Some parts are uncomfortable to watch

But that's good, it's not supposed to be easy. I know some people are a bit squeamish but for me it was so good to see how it feels. It's meant to start a conversation.

It was a book before it was a Netflix series 

Seeing how amazing the series was makes me want to read the book (my inner book worm coming out).

It's good to get angry

During and after watching this I did feel down, but also anger. For the injustices, against a number of the characters, and what people in real life might go through. 

Parents should watch this

If ever a parent wanted to understand what their millennial child is going through, watch this. For someone who's experienced bulling in real life and online this is a pretty accurate representation.

Clay is bae

For me Clay is the living embodiment of an awkward teenager, Dylan Minnette plays him so well. Even though he's a male character I can connect to how he feels, he makes me laugh, makes me cry, makes me cheer him on.

There are some beautiful shots

As a film student I analyse TV series and films automatically and by choice, there are some stunning shots. One is during their winter formal, and sometimes the narrative flips to visions that Clay has and they are beautifully haunting.

Have you ever wondered?

If you've ever wondered what emptiness looks like, what depression/self harm/suicide/objectification...then look no further. If you want to understand what it's like to be a girl in a man-made world, and how your reputation can diminish with a few rumours, then please watch this.
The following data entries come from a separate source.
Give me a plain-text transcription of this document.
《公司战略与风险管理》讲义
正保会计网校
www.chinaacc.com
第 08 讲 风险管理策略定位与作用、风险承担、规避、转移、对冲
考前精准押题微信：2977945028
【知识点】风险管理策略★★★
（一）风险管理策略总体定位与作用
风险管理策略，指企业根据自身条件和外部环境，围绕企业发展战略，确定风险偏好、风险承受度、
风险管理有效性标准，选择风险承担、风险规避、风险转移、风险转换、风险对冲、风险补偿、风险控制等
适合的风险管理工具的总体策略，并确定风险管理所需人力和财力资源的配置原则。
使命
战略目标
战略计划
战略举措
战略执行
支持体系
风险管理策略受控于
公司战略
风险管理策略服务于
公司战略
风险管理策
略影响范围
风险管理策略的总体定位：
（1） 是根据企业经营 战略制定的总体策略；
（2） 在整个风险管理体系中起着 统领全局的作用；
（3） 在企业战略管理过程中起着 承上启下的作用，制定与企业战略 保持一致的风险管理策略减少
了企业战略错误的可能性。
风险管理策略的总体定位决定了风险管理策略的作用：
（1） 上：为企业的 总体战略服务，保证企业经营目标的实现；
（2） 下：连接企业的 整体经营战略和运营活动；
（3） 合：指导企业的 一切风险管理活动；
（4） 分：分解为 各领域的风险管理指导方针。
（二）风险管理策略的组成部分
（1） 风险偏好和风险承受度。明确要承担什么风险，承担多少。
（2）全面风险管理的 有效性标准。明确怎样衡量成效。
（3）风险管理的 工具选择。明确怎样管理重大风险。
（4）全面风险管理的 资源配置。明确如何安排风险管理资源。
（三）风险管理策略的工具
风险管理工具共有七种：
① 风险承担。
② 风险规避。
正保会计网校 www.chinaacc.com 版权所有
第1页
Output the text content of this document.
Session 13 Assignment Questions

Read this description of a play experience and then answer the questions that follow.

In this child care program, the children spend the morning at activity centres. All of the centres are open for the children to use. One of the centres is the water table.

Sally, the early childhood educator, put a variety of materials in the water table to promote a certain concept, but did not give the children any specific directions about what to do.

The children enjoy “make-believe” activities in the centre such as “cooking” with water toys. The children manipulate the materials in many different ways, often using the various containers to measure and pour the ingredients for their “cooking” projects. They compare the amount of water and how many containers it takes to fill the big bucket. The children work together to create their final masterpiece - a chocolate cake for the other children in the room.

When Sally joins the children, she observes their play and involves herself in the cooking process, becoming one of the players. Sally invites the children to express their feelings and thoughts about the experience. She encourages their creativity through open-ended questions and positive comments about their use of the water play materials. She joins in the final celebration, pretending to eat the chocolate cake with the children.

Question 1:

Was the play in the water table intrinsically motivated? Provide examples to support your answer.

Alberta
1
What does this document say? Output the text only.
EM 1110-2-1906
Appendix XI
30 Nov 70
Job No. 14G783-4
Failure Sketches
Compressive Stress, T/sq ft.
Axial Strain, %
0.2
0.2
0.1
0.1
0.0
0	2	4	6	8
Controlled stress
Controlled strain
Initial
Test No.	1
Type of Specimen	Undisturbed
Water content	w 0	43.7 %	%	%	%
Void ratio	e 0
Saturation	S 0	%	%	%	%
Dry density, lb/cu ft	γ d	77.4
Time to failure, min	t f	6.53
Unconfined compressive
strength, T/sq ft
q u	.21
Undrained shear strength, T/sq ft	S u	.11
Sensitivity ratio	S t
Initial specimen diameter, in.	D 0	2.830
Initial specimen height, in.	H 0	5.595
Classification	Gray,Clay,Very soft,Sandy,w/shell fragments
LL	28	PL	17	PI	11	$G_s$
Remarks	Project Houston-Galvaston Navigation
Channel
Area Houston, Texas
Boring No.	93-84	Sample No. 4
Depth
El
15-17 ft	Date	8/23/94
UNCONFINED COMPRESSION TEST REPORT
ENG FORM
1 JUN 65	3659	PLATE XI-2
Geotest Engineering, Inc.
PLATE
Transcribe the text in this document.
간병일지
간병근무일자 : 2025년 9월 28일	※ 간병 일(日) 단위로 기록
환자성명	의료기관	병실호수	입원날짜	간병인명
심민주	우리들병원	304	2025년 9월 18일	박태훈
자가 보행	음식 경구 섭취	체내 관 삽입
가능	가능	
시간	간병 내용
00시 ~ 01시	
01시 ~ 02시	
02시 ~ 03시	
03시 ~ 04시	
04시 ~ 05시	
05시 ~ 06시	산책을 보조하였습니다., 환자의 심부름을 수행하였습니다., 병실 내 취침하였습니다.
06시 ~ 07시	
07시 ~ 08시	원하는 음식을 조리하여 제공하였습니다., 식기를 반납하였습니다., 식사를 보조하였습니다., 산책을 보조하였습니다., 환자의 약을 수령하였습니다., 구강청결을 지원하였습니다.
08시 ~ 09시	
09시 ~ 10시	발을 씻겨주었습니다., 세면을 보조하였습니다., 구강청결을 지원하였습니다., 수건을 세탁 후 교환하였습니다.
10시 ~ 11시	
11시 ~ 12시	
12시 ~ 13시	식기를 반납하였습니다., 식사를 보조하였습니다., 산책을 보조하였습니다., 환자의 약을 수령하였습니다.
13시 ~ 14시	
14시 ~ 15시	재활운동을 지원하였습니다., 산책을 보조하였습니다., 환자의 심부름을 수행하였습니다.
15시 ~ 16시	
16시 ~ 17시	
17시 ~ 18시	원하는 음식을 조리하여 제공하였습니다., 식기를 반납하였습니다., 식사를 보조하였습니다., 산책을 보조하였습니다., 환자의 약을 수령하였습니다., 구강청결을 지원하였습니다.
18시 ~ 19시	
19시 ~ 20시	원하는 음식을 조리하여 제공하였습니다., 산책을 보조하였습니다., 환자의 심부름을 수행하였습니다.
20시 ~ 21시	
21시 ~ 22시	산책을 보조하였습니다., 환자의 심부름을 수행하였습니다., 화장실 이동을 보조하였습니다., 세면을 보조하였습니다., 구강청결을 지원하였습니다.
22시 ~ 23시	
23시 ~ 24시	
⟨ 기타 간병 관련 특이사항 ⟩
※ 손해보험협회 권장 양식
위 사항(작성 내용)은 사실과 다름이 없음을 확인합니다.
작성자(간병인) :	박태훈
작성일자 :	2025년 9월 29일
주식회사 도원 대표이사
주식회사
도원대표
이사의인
Oh look that was 13 reasons why...



What did you think of 13 Reasons Why? Or let me know if you now want to go and watch all thirteen episodes!

Another perk of this series is before an episode begins that might trigger some audience members it tells you beforehand, and it lets you know where you can seek help. I know the US and UK might be slightly different but I always see adverts for the Samaritans and Childline, if ever you are seeking help.